Admettons que le principe de la réciprocité diplomatique peut conduire Kinshasa à réduire la durée des visas aux sujets et autorités belges en séjour en RDC, il saute aux yeux que la balance penche en faveur de ces derniers. D’autant plus que les autorités administratives et
politiques belges ne séjournent pas plus d’une semaine au Congo. Au cours des rares séminaires scientifiques, économiques et autres concernant les deux Etats, les délégués de Bruxelles dépassent très rarement six jours de séjour sur le territoire congolais. Ceux qui
résident en permanence en RDC, ce sont des religieux et religieuses qui bénéficient des visas de séjour permanent.

Mais en face d’eux, l’on ne compte plus le nombre effrayant des citoyens congolais qui recourent à mille et un stratagèmes pour rejoindre le Royaume de Belgique pour des raisons économico-sociales. Sans oublier des compatriotes victimes des maladies qui réclament des
infrastructures sanitaires et hospitalières adéquates que l’on ne trouve que chez les « Noko ».

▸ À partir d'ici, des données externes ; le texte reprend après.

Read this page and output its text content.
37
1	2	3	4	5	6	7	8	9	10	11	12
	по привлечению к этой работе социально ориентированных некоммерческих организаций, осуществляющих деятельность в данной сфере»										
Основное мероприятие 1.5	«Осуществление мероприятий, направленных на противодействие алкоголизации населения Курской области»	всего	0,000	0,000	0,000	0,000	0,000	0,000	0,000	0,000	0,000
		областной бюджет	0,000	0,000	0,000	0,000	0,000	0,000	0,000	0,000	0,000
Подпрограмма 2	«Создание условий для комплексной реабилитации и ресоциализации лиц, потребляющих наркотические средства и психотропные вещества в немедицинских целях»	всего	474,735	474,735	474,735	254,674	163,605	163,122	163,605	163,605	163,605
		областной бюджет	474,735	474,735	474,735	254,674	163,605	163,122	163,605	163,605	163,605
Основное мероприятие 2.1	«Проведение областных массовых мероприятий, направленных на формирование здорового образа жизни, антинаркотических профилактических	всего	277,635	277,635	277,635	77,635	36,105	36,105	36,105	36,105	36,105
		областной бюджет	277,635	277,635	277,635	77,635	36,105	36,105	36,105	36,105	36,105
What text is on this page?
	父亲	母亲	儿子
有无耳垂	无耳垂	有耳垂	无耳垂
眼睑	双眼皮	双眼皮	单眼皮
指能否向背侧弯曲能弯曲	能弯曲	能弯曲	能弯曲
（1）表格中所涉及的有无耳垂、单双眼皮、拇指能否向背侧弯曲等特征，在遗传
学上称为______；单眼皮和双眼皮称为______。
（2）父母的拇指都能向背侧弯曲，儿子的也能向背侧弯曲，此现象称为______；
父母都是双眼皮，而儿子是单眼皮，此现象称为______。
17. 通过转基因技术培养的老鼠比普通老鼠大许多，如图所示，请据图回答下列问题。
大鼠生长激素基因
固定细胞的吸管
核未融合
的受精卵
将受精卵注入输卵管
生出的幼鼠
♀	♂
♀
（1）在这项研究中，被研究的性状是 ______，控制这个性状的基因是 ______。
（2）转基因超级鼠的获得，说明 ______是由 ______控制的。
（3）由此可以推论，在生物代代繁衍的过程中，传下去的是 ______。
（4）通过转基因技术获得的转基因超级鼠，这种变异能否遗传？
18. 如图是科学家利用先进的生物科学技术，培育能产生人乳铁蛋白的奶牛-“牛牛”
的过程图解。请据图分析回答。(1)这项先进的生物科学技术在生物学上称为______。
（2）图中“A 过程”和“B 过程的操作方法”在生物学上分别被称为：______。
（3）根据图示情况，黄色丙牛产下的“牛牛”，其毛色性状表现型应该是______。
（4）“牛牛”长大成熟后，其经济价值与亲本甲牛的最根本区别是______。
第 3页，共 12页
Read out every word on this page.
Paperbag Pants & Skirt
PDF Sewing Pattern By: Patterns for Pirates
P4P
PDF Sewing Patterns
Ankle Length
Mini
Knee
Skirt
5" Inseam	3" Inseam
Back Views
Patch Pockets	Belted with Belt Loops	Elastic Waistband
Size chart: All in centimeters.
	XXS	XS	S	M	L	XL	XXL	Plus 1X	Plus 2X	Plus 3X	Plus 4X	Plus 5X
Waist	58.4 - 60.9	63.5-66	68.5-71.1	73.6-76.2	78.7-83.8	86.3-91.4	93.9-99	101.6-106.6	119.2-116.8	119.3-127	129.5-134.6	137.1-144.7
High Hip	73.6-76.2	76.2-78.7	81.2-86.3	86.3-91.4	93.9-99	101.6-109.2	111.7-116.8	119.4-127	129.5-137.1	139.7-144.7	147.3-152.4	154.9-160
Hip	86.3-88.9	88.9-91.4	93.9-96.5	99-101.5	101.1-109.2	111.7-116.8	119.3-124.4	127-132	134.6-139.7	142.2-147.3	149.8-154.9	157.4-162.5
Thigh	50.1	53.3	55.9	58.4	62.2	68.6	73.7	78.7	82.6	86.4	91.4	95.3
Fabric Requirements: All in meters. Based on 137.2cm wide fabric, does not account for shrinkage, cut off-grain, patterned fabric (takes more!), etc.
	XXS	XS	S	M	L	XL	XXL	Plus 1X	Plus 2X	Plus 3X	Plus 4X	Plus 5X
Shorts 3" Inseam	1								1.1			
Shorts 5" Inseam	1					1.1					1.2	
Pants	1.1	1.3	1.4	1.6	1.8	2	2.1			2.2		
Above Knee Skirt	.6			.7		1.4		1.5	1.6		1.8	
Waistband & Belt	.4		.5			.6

La modicité des intérêts belges au Congo

Sur le plan agropastoral, économico-financier et industriel, le nombre des structures d’intérêts belges s’est fortement réduit depuis les fameux et inoubliables pillages de triste mémoire de 1991-93. En plus de ces vingt années de guerre des fausses rébellions qu’a subies le pays. A titre d’exemple, la Miba n’est plus que l’ombre d’elle-même, la Gécamines a été morcelée et ses infrastructures cannibalisées, la SNCC, la CMDC n’existent plus que de nom, plusieurs banques belges ont mis la clé sous le paillasson. Bref, les intérêts belges ont déserté la RDC pour des cieux plus cléments, comme l’Asie, les Etats de l’Afrique Occidentale, l’Amérique du Sud, du Centre et du Nord ainsi que certains Etats de l’Europe Centrale et de l’Est.

En toute honnêteté, la RDC dispose actuellement de peu des moyens de pression pour sanctionner la Belgique, Antoine Boyamba devrait revoir ses calculs, à moins de se lancer dans une logique de pourrissement aux conséquences plus fâcheuses pour les Congolais que les Belges.